The athlete should try to be as extended as possible as she reaches the end of her glide swing, so the hips are as far from the bar as possible. The kip itself starts in the exact instant where her glide swing stalls at its peak; at this moment, the athlete should bring her toes towards the bar (while keeping the hips far away) as she starts swinging back down. Ideally the hips stay positioned far away from the bar until she hits the bottom of her swing; at that moment, her downswing ends and her upswing begins, so right as she passes under the bar, she should start closing the shoulders to bring the hips as close to the bar as possible.

The two biggest key points that hold most athletes back are these:
1) She should not initiate the kip too early. She should remain extended all the way until the end of the glide swing, and not try to bring her toes up until she has stalled out at the top of that forward swing.
2) She should relax her grip.
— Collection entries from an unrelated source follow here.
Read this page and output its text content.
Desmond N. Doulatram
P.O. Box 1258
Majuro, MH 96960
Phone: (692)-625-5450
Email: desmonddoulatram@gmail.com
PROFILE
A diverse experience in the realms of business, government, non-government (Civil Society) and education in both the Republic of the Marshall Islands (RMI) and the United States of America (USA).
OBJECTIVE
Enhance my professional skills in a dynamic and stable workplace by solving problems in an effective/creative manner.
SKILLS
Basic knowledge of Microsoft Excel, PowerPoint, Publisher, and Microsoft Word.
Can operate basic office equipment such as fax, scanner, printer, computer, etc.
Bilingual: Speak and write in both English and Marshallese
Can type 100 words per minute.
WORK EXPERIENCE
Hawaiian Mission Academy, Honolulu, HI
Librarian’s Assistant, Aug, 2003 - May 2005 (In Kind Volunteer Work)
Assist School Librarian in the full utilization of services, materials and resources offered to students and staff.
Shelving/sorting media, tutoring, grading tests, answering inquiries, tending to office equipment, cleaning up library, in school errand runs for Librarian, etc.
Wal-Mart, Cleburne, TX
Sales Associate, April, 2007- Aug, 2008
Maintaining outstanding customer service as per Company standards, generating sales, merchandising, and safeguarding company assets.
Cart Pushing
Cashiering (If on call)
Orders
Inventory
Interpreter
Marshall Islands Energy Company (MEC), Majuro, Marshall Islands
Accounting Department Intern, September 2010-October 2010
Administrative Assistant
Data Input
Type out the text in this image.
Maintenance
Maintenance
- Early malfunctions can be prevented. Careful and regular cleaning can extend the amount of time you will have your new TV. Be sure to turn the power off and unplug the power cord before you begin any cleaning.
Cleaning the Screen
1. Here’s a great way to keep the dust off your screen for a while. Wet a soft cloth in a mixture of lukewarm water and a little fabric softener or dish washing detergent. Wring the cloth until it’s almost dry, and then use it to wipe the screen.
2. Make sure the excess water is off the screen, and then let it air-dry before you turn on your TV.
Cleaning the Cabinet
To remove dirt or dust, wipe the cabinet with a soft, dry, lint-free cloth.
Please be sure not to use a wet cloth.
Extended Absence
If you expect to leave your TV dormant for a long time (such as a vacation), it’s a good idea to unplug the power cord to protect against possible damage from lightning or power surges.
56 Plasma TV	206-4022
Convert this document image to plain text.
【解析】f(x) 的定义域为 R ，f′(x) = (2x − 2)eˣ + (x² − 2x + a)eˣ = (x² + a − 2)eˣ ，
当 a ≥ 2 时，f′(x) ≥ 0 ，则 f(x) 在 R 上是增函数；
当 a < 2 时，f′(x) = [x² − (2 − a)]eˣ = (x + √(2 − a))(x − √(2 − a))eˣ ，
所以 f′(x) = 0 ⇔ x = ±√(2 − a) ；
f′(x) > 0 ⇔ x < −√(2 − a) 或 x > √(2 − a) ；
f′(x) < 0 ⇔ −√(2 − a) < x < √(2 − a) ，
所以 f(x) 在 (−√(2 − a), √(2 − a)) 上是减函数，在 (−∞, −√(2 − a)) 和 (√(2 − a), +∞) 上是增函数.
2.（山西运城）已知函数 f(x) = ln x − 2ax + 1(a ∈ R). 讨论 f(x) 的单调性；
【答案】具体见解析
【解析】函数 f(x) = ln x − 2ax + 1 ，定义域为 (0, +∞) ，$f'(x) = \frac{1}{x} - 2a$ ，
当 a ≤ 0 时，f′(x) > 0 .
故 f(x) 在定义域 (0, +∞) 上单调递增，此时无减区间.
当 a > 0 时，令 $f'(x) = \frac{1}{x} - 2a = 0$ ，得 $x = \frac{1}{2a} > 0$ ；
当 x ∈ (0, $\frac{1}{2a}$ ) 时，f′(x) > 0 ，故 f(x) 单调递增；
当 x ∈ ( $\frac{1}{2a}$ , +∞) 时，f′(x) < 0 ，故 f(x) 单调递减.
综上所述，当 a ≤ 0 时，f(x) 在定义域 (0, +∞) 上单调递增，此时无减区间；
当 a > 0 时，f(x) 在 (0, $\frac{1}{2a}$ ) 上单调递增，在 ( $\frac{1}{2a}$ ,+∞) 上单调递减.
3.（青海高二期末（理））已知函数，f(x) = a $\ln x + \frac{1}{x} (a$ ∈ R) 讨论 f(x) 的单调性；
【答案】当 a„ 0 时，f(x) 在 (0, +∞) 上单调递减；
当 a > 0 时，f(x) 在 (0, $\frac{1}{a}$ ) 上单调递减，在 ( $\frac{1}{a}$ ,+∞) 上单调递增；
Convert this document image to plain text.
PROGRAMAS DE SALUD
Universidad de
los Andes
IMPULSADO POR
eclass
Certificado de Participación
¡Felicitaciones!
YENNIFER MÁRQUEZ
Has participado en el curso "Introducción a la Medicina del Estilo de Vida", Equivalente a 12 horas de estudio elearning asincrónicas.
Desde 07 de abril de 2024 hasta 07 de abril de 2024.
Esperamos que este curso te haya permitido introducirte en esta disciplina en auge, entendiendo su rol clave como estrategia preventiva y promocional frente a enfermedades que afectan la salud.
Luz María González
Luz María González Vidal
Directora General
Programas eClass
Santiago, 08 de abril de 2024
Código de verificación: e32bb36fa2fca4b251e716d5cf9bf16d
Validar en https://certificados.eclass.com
Most athletes learning kips tend to have the grip-of-death, which prevents the wrists from getting on top of the bar, and creates the illusion that they're pushing themselves away from the bar on the way up. With a relaxed grip, the athlete will automatically regrip on the way up, allowing her wrists to get on top of the bar.

Without seeing a video, I can't say for sure that those are the things your daughter needs to focus on, but for 99% of kids who get stuck on kips, it's one or both of those things.
 
I don't have a video, but the underlying physics aren't too complicated, and they're the same for every skill on bars (there is one complicating factor that I'll be leaving out here, but it can be ignored at this stage). Every single bars skill that ever has or ever will be performed can be thought of like this:

If the hips are far away from the bar, that's a high-energy position, and if they're close to the bar, that's a low-energy position. High-energy positions build up a lot of momentum on the way down, but spend a lot of momentum on the way up; obviously, low-energy positions are the reverse of this. Thus, you can increase power by getting the hips farther away from the bar on the way down and closer on the way up, and you can decrease power by getting close to the bar on the way down and far on the way up.

Congratulations: you now know 90% of everything there is to know about bars.

So let's look at how this works in a kip. The first thing you need to understand is that a kip is an optical illusion; it looks like it happens in the front swing, but actually the entire skill happens on the way back.
The athlete should try to be as extended as possible as she reaches the end of her glide swing, so the hips are as far from the bar as possible. The kip itself starts in the exact instant where her glide swing stalls at its peak; at this moment, the athlete should bring her toes towards the bar (while keeping the hips far away) as she starts swinging back down. Ideally the hips stay positioned far away from the bar until she hits the bottom of her swing; at that moment, her downswing ends and her upswing begins, so right as she passes under the bar, she should start closing the shoulders to bring the hips as close to the bar as possible.

The two biggest key points that hold most athletes back are these:
1) She should not initiate the kip too early. She should remain extended all the way until the end of the glide swing, and not try to bring her toes up until she has stalled out at the top of that forward swing.
2) She should relax her grip. Most athletes learning kips tend to have the grip-of-death, which prevents the wrists from getting on top of the bar, and creates the illusion that they're pushing themselves away from the bar on the way up. With a relaxed grip, the athlete will automatically regrip on the way up, allowing her wrists to get on top of the bar.

Without seeing a video, I can't say for sure that those are the things your daughter needs to focus on, but for 99% of kids who get stuck on kips, it's one or both of those things.
This is exactly the answer I was looking for. THANK YOU so much!